Even though temperatures are still sometimes slightly below freezing at night, I am currently happiest when I imagine sitting on our tiny balcony with my husband, enjoying warm summer evenings while sipping a glass of rum or a cocktail. As a person who does not feel comfortable in darkness, my favorite seasons are definitely spring and summer. Only since becoming a knitter have I started tolerating the colder and darker months of the year because lower temperatures certainly act as a catalyst for my knitting output. This year, fueled by my interest in designing, I have actually stated considering more consciously which projects are seasonally appropriate to knit, as well as wear. Perhaps it is merely an excuse for not picking up some languishing works in progress now that I would deem more appropriate for “summer knitting,” but I feel a lot more in charge of my creative process, as well as my making in general now.
At my work, days are either fairly relaxed or extremely stressful, certainly mostly the latter. There are very few moderately stressful days, which is quite interesting and cannot easily be explained. As I would describe myself as an introvert, although I am certainly among the more outgoing ones in this category, I get easily exhausted when dealing with crowds and have been prone to getting migraines regularly for the past five to ten years. I am fairly familiar with the warning signs and have developed strategies for preventing the migraine from causing me to collapse completely.
I recently found a single gray sock that my grandmother must have knit several years or even decades ago in my apartment. I inspected it very thoroughly, trying to figure out which techniques she had used. The sock was knit with thicker yarn (I would guess sport weight) and at a looser gauge than I usually do. I also didn’t recognize the type of heel flap and gusset construction. When I started knitting socks, my grandmother told me the story that when she was young, she was the family member responsible for knitting all socks. She would not only knit the socks, but also process, spin and dye the wool. As a child growing up on a farm in the Austrian countryside in the inter-war period and during World War II, she didn’t have many clothes and the ones she had were hand-made by one of her family members. I was very impressed by her story, especially that she was in charge of the whole process from sheep to finished sock, and asked her if she could write down her sock recipe for me. I asked her a few times and she always said she would do it as soon as she got a chance. However, I never actually got anything from her and thought it was probably because she couldn’t remember how she’d knit her socks. After all, she is turning 92 this year and had to stop knitting several years ago due to pain in her fingers.

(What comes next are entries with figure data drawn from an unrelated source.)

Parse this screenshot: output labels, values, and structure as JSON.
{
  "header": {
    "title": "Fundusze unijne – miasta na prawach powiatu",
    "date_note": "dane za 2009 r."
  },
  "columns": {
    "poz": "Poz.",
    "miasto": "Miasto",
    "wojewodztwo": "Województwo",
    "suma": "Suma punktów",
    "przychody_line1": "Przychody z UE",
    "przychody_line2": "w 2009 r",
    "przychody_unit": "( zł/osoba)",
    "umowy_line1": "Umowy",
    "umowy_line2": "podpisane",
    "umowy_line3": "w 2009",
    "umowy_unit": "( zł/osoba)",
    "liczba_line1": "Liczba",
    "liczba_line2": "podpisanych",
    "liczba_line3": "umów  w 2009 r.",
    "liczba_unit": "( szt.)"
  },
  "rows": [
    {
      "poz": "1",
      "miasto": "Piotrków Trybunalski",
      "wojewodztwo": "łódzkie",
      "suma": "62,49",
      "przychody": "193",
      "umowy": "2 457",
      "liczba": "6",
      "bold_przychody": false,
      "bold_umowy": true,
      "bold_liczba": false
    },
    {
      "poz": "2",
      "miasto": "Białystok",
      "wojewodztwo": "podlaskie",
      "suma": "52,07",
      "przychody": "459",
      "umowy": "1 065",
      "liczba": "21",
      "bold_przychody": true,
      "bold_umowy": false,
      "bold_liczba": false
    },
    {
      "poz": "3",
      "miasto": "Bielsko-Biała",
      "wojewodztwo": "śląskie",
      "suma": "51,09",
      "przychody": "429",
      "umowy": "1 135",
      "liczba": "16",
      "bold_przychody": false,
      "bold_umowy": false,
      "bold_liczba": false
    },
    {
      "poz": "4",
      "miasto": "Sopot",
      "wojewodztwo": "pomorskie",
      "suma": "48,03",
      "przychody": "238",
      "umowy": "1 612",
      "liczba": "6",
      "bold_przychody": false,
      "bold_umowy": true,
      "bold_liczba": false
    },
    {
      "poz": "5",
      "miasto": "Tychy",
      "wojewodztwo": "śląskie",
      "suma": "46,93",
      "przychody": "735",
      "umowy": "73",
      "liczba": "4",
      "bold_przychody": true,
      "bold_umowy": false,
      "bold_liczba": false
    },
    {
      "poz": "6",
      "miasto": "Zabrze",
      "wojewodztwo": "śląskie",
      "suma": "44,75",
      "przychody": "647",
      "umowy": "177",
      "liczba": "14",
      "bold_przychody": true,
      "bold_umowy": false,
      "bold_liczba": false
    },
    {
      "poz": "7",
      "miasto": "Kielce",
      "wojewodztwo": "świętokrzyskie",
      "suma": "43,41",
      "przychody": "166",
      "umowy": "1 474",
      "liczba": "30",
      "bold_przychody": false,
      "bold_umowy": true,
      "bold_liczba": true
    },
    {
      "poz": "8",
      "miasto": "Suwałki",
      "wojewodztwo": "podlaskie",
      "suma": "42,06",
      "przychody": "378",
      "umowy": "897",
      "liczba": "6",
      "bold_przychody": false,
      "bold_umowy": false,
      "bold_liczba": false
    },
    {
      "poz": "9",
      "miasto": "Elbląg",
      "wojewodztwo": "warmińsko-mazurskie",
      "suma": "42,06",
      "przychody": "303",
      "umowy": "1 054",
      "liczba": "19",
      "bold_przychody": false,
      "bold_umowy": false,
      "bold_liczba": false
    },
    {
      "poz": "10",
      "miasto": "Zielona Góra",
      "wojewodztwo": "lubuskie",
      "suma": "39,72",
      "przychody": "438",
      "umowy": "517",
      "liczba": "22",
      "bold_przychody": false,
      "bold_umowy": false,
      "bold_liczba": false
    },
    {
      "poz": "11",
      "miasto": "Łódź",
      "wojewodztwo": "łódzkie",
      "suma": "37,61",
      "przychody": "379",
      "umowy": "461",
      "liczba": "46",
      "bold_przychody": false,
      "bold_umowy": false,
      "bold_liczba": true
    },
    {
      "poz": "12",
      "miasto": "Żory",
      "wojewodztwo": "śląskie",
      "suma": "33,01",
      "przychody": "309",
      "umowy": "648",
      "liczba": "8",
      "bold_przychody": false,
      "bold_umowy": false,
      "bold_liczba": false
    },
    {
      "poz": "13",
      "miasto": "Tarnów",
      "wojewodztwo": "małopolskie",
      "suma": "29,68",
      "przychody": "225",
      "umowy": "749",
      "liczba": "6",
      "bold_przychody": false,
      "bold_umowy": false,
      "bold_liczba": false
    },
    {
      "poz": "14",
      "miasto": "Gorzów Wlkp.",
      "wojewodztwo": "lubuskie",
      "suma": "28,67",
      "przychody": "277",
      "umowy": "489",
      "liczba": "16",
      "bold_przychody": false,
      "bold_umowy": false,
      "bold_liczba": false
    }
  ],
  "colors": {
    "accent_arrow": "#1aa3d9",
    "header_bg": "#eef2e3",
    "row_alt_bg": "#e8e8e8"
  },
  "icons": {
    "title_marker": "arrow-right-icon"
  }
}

Once I mentioned to my mother that I thought it was very unfortunate that my grandmother didn’t remember her sock recipe. My mother laughed and told me that my grandmother probably didn’t know how to write down instructions because back then, they simply knit socks without a “recipe.” Of course I knew that there weren’t any knitting patterns as we know them today when my grandmother was growing up, but I didn’t consider the possibility that knitting techniques and instructions were only passed down orally and items were “just knit”. Being someone who would be lost without patterns (especially when making garments), I am deeply impressed by people who just know how to knit specific items or modify them. But I guess it was normal back then. It is not like they had any other options.